May 10, 2004:
Handskakes
I have to confess one of my guilty pleasures and there are too many is Survivor which finished, more or less, yesterday.
It was mostly an unremarkable ending as predictable as the last episode of Friends. My favorite bit was at the end of Tom's performance at Tribal Council where he walks up to Boston Rob and says no hard feelings in a very suspicious way and looks like he might either hug Rob or kill him, and extends his hand to the seated Rob. Rob, of course, attempts to shake his hand.
Angry but satisfied and making a very smug face, Tom says, "Don't be stupid, stupid." I laughed. God I laughed. I laughed for like 15 minutes. I'm still chortling now. I'm not even sure why it's so funny. It was horribly cheap. And I don't even think that Rob deserved it exactly. That wasn't why it was funny. It wouldn't have been as funny if it had been anybody other than Tom. But the whole thing, Tom speaking, the denied handshake was so choreographed and awkward. Tom lasted a long time on the show but this performance of his was more planned than anything Tom had done so far. And I think he had to have been a little proud of himself that he had managed to carry off his performance so well. "Don't be stupid, stupid." I love that.
Handshakes are odd things anyway. I was dead set against them until they became unavoidable. They involve so many nuances. Mostly light with a woman. Firmer with a man because a handshake between men counts so much. But I almost always get it wrong. I once had a job interview and I shook the man's hand when I met him. Too firm I think. Because he winced a little and made an unhappy face. I later found out that he had the flu. I don't think I was too strong. I didn't get that job. Don't be stupid, stupid.

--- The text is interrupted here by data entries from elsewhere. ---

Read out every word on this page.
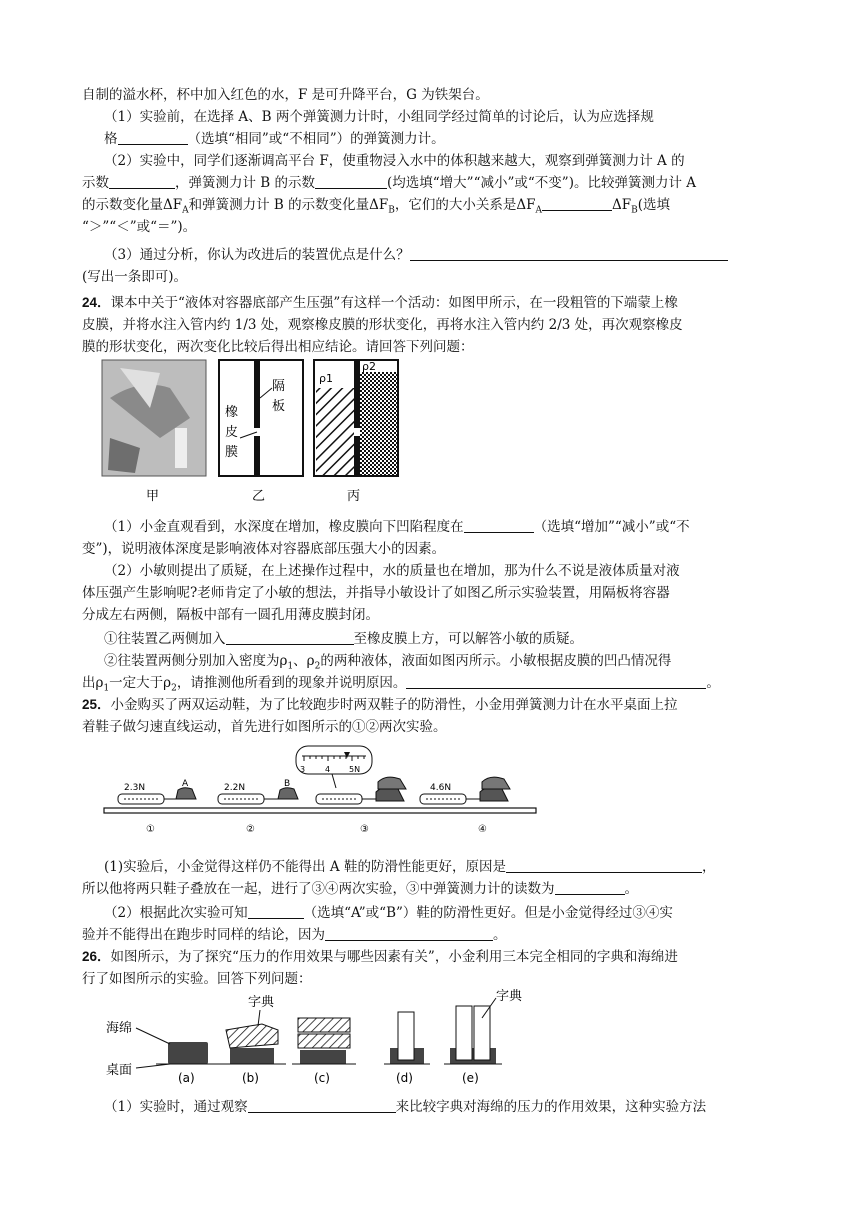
自制的溢水杯，杯中加入红色的水，F 是可升降平台，G 为铁架台。
（1）实验前，在选择 A、B 两个弹簧测力计时，小组同学经过简单的讨论后，认为应选择规
格	（选填“相同”或“不相同”）的弹簧测力计。
（2）实验中，同学们逐渐调高平台 F，使重物浸入水中的体积越来越大，观察到弹簧测力计 A 的
示数	，弹簧测力计 B 的示数	(均选填“增大”“减小”或“不变”)。比较弹簧测力计 A
的示数变化量$\Delta F_A$和弹簧测力计 B 的示数变化量$\Delta F_B$，它们的大小关系是$\Delta F_A$	$\Delta F_B$(选填
“＞”“＜”或“＝”)。
（3）通过分析，你认为改进后的装置优点是什么？
(写出一条即可)。
24．课本中关于“液体对容器底部产生压强”有这样一个活动：如图甲所示，在一段粗管的下端蒙上橡
皮膜，并将水注入管内约 1/3 处，观察橡皮膜的形状变化，再将水注入管内约 2/3 处，再次观察橡皮
膜的形状变化，两次变化比较后得出相应结论。请回答下列问题：
橡
皮
膜
隔
板
ρ1
ρ2
甲	乙	丙
（1）小金直观看到，水深度在增加，橡皮膜向下凹陷程度在	（选填“增加”“减小”或“不
变”)，说明液体深度是影响液体对容器底部压强大小的因素。
（2）小敏则提出了质疑，在上述操作过程中，水的质量也在增加，那为什么不说是液体质量对液
体压强产生影响呢?老师肯定了小敏的想法，并指导小敏设计了如图乙所示实验装置，用隔板将容器
分成左右两侧，隔板中部有一圆孔用薄皮膜封闭。
①往装置乙两侧加入	至橡皮膜上方，可以解答小敏的质疑。
②往装置两侧分别加入密度为$\rho_1$、$\rho_2$的两种液体，液面如图丙所示。小敏根据皮膜的凹凸情况得
出$\rho_1$一定大于$\rho_2$，请推测他所看到的现象并说明原因。	。
25．小金购买了两双运动鞋，为了比较跑步时两双鞋子的防滑性，小金用弹簧测力计在水平桌面上拉
着鞋子做匀速直线运动，首先进行如图所示的①②两次实验。
2.3N	A	2.2N	B
3 4 5N
4.6N
①	②	③	④
(1)实验后，小金觉得这样仍不能得出 A 鞋的防滑性能更好，原因是	，
所以他将两只鞋子叠放在一起，进行了③④两次实验，③中弹簧测力计的读数为	。
（2）根据此次实验可知	（选填“A”或“B”）鞋的防滑性更好。但是小金觉得经过③④实
验并不能得出在跑步时同样的结论，因为	。
26．如图所示，为了探究“压力的作用效果与哪些因素有关”，小金利用三本完全相同的字典和海绵进
行了如图所示的实验。回答下列问题：
海绵
桌面
字典	字典
(a)	(b)	(c)	(d)	(e)
（1）实验时，通过观察	来比较字典对海绵的压力的作用效果，这种实验方法
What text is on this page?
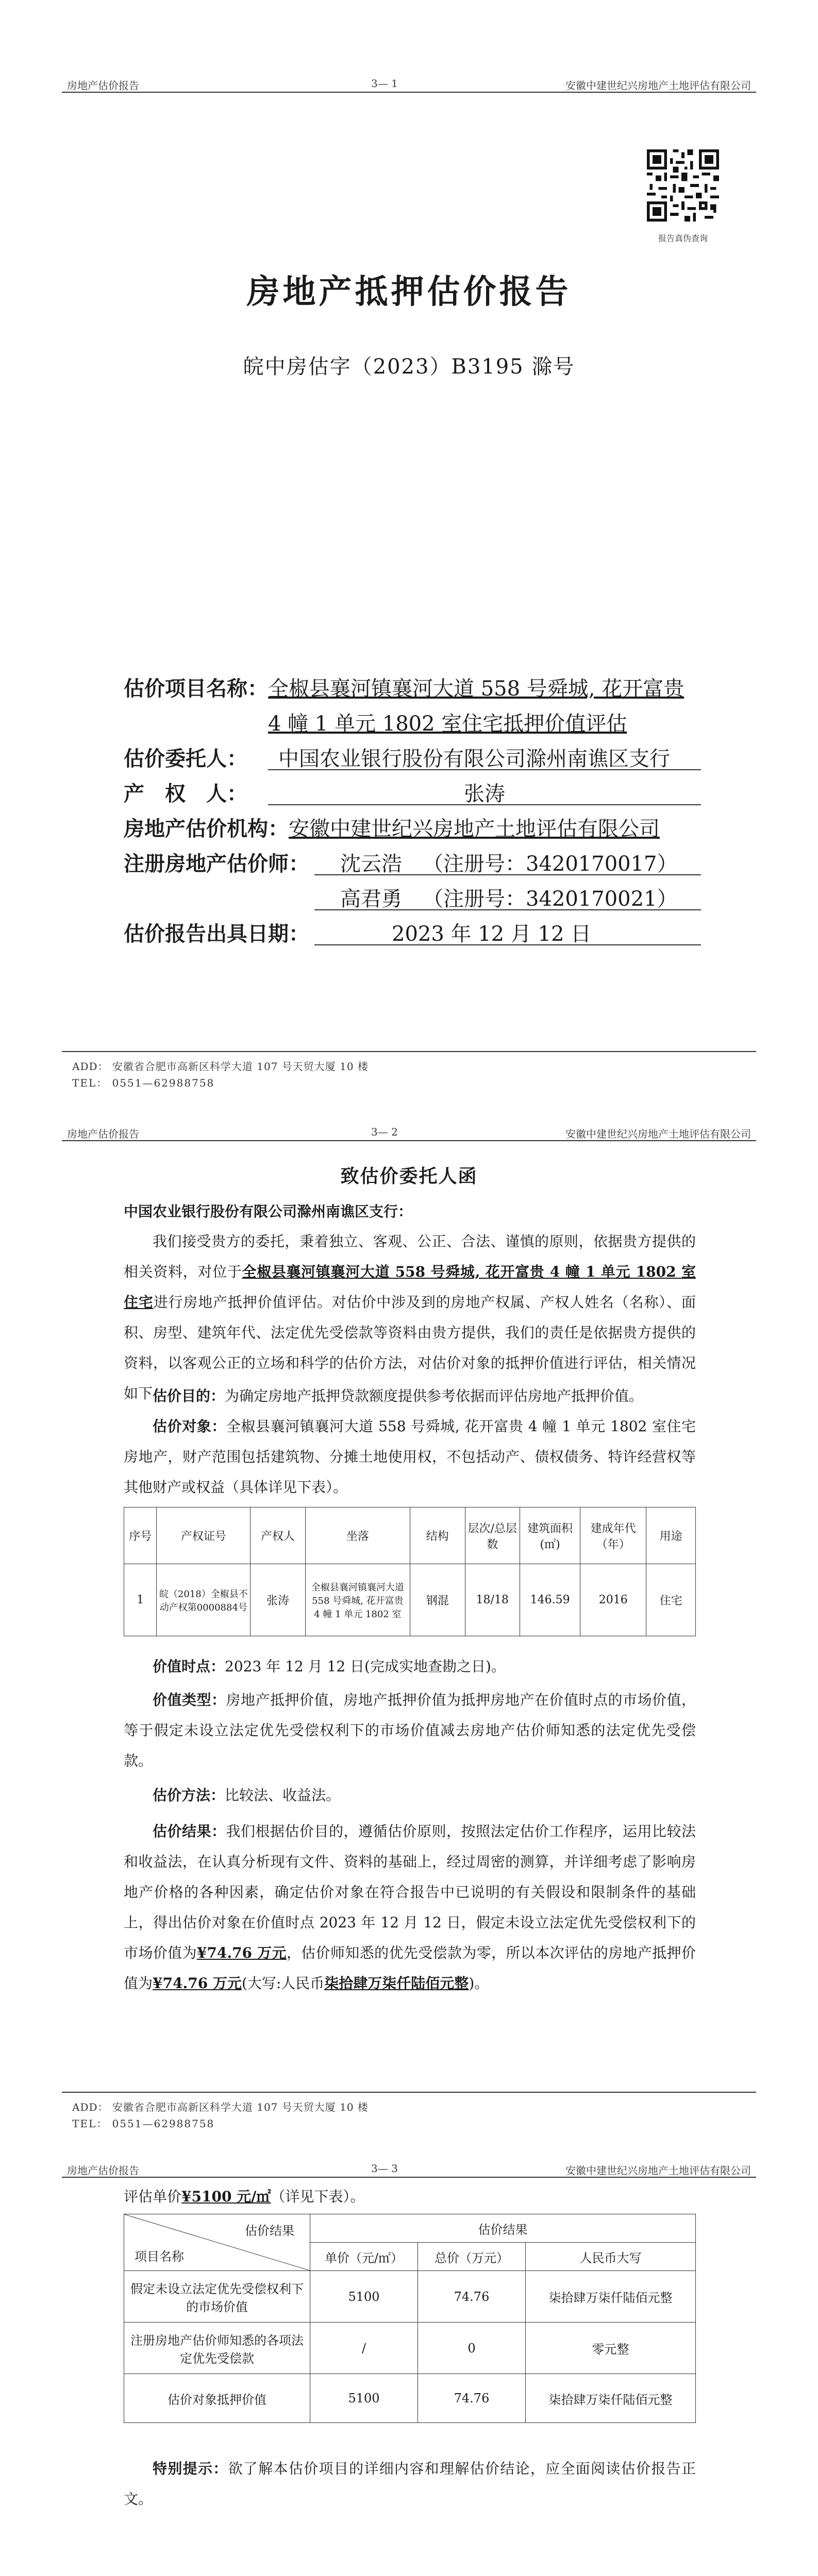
房地产估价报告	3— 1	安徽中建世纪兴房地产土地评估有限公司
报告真伪查询
房地产抵押估价报告
皖中房估字（2023）B3195 滁号
估价项目名称： 全椒县襄河镇襄河大道 558 号舜城, 花开富贵
4 幢 1 单元 1802 室住宅抵押价值评估
估价委托人： 中国农业银行股份有限公司滁州南谯区支行
产　权　人：	张涛
房地产估价机构： 安徽中建世纪兴房地产土地评估有限公司
注册房地产估价师： 沈云浩 （注册号：3420170017）
高君勇 （注册号：3420170021）
估价报告出具日期：	2023 年 12 月 12 日
ADD： 安徽省合肥市高新区科学大道 107 号天贸大厦 10 楼
TEL： 0551—62988758
房地产估价报告	3— 2	安徽中建世纪兴房地产土地评估有限公司
致估价委托人函
中国农业银行股份有限公司滁州南谯区支行：
我们接受贵方的委托，秉着独立、客观、公正、合法、谨慎的原则，依据贵方提供的相关资料，对位于全椒县襄河镇襄河大道 558 号舜城, 花开富贵 4 幢 1 单元 1802 室住宅进行房地产抵押价值评估。对估价中涉及到的房地产权属、产权人姓名（名称）、面积、房型、建筑年代、法定优先受偿款等资料由贵方提供，我们的责任是依据贵方提供的资料，以客观公正的立场和科学的估价方法，对估价对象的抵押价值进行评估，相关情况如下：
估价目的：为确定房地产抵押贷款额度提供参考依据而评估房地产抵押价值。
估价对象：全椒县襄河镇襄河大道 558 号舜城, 花开富贵 4 幢 1 单元 1802 室住宅房地产，财产范围包括建筑物、分摊土地使用权，不包括动产、债权债务、特许经营权等其他财产或权益（具体详见下表）。
序号	产权证号	产权人	坐落	结构	层次/总层数	建筑面积(㎡)	建成年代（年）	用途
1	皖（2018）全椒县不动产权第0000884号	张涛	全椒县襄河镇襄河大道 558 号舜城, 花开富贵 4 幢 1 单元 1802 室	钢混	18/18	146.59	2016	住宅
价值时点：2023 年 12 月 12 日(完成实地查勘之日)。
价值类型：房地产抵押价值，房地产抵押价值为抵押房地产在价值时点的市场价值，等于假定未设立法定优先受偿权利下的市场价值减去房地产估价师知悉的法定优先受偿款。
估价方法：比较法、收益法。
估价结果：我们根据估价目的，遵循估价原则，按照法定估价工作程序，运用比较法和收益法，在认真分析现有文件、资料的基础上，经过周密的测算，并详细考虑了影响房地产价格的各种因素，确定估价对象在符合报告中已说明的有关假设和限制条件的基础上，得出估价对象在价值时点 2023 年 12 月 12 日，假定未设立法定优先受偿权利下的市场价值为¥74.76 万元，估价师知悉的优先受偿款为零，所以本次评估的房地产抵押价值为¥74.76 万元(大写:人民币柒拾肆万柒仟陆佰元整)。
ADD： 安徽省合肥市高新区科学大道 107 号天贸大厦 10 楼
TEL： 0551—62988758
房地产估价报告	3— 3	安徽中建世纪兴房地产土地评估有限公司
评估单价¥5100 元/㎡（详见下表）。
估价结果
项目名称	估价结果		
	单价（元/㎡）	总价（万元）	人民币大写
假定未设立法定优先受偿权利下的市场价值	5100	74.76	柒拾肆万柒仟陆佰元整
注册房地产估价师知悉的各项法定优先受偿款	/	0	零元整
估价对象抵押价值	5100	74.76	柒拾肆万柒仟陆佰元整
特别提示：欲了解本估价项目的详细内容和理解估价结论，应全面阅读估价报告正文。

And sometimes when you go in for that handshake, and your hands miss a little, that's really awkward. Each participant as likely to blame the other rather than themselves. And sometimes, you meet someone younger, and they go in for some sort of secret handshake of youth and of course I fail miserably at that and feel excluded from the Club of the Young because I don't know their secret handshake. And speaking of that, there are far too many kinds. There's the business standard. Palm in palm with thumbs overlapping. There's the manly variant. Thumbs interlocked on top with palms on the other wrist. There's the double-handed variant which is almost never elegant. I like you enough to shake both your hands but I'm still not going to hug you. And there's the handshake-hug. This is difficult to work out because it's a social risk and you don't want to be the first to go in for that hug if the other is unwilling. And then there's the floundering version of the handshake-hug where one person goes for a hug and the other goes for a handshake and it's just a horrible collision of misunderstood intentions. Don't do this at a job interview. In particular if you have the flu. There's the political handshake also known, in bulk, as glad-handing which is a very fun word.
As far as I know nobody has identified with any validity the origin of the handshake. It has been cited that the handshake might come from Medieval Europe where knights would extend their hands to each other as a demonstration that they meant no ill and had no weapons. It's also a matter of record that the ancient Greeks did the same.
Perhaps that means Tom refusing to shake Rob's hand after all that Tom was concealing a weapon.